La souffrance en cavale
Dans La Sortie au jour, Michel Karpinski autopsie sa douleur après la mort de sa compagne, pour pouvoir l’exorciser et renaître à la vie.
« Je ne suis pas contemporain de moi-même. » Cette phrase que prononce Michel Karpinski, dans un souffle d’excuse, reflète à la fois l’homme et l’écrivain. Né en 1949 et installé à Saint-Etienne, il a écrit beaucoup mais n’a publié que deux ouvrages, d’autant plus denses qu’ils constituent de véritables lâcher-prise pour ce timide extrême.
Le premier, c’était La Soif du domaine en 1982 chez Gallimard : l’histoire du suicide d’Ange Mitolowski, petit-fils de mineurs juifs polonais émigrés en France après qu’il eut violé et étranglé la jeune fille qu’il aimait.

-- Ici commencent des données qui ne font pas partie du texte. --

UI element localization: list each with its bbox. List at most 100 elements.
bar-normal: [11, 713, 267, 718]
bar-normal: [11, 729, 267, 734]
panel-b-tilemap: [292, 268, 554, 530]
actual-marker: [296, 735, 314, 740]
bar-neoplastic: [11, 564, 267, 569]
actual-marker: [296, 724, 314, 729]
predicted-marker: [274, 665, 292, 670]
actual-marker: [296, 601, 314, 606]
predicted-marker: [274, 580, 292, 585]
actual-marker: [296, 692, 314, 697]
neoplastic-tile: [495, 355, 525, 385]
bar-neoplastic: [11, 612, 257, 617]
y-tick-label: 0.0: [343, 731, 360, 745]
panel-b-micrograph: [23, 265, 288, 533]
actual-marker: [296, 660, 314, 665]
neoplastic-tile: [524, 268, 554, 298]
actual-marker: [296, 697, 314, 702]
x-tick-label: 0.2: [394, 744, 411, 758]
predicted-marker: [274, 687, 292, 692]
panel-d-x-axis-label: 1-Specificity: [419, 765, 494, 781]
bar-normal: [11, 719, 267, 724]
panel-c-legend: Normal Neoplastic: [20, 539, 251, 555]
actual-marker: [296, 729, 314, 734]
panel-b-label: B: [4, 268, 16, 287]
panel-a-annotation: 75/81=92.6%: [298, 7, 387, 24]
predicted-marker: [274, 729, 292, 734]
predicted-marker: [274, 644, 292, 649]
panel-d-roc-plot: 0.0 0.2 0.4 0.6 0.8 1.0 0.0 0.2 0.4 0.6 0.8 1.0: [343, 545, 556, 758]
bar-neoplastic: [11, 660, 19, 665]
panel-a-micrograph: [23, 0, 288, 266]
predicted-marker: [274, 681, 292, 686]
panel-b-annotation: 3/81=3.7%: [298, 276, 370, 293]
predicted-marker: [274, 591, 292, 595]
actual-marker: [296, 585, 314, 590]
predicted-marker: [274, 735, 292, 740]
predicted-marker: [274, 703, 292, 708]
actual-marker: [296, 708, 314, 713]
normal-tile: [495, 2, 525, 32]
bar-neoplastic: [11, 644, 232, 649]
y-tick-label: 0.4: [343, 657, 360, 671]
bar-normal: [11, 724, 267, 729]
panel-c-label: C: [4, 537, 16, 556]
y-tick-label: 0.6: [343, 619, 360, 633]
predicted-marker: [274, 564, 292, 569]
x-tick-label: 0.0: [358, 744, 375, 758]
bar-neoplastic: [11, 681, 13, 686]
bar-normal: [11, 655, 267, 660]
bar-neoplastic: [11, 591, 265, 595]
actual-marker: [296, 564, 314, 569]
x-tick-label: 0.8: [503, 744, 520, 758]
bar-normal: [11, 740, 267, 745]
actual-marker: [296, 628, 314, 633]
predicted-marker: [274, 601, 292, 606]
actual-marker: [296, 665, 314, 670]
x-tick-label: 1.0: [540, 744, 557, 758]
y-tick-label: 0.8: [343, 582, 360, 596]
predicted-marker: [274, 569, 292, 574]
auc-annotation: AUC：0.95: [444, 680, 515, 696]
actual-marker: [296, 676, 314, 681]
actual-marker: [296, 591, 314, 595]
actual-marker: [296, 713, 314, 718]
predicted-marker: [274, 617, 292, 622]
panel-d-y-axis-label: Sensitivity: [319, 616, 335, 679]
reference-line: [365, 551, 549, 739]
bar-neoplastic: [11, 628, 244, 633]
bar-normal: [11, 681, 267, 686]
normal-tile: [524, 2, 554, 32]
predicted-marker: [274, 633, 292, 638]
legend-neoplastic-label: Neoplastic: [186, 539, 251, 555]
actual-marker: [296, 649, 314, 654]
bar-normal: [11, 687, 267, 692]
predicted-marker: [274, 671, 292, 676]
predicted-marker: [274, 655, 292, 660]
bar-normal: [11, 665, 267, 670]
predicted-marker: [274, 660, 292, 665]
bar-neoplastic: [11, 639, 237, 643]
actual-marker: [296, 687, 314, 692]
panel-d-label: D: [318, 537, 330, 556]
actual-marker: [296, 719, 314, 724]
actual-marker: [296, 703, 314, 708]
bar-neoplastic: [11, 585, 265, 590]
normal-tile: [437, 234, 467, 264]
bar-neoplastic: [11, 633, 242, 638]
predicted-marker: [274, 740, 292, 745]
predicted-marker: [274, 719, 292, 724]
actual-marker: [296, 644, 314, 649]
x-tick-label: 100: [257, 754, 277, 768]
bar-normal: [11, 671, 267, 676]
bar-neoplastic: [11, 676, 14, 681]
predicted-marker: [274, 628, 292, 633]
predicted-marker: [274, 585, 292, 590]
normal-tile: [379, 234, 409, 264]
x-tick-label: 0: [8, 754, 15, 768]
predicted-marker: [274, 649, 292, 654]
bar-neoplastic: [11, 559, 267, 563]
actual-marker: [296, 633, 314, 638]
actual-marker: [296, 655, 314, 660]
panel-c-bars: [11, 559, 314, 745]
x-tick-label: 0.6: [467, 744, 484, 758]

Le second est La Sortie au jour. Une narration très autobiographique qui revendique la possibilité de la douleur, « le courage du pathos » (Barthes), après la mort dramatique de sa compagne neuf ans plus tôt.
D’ombre et de lumière
La Sortie au jour, c’est sous forme d’une confidence presque quotidienne la re-naissance d’un homme dont la perte de la femme aimée a « fait un trou dans l’univers ». Du 7 janvier 1995 au 23 novembre 1996, Michel Karpinski ausculte la souffrance, y fait des points de saignée, cogne contre l’ombre qu’il est devenu. La beauté des mots étourdit tout autant que leur impitoyable vérité : «Le deuil se nourrit du deuil, comme le désir s’est nourri du désir ou plutôt, il poursuit sans espoir ce que le désir contenait déjà en lui-même, une image en mal d’incarnation.»
Ne pas juste vivre mais vivre juste, c’est en fait ce à quoi l’auteur nous invite au fil des 150 pages de cette vaste cosmogonie intérieure. Y descendre avec lui aux Enfers, c’est toucher au plus intime du cœur des hommes pour sourire, enfin, « à la voix claire qui décrit un arc-en-lune, pétillante d’étoiles ». Un livre lumière.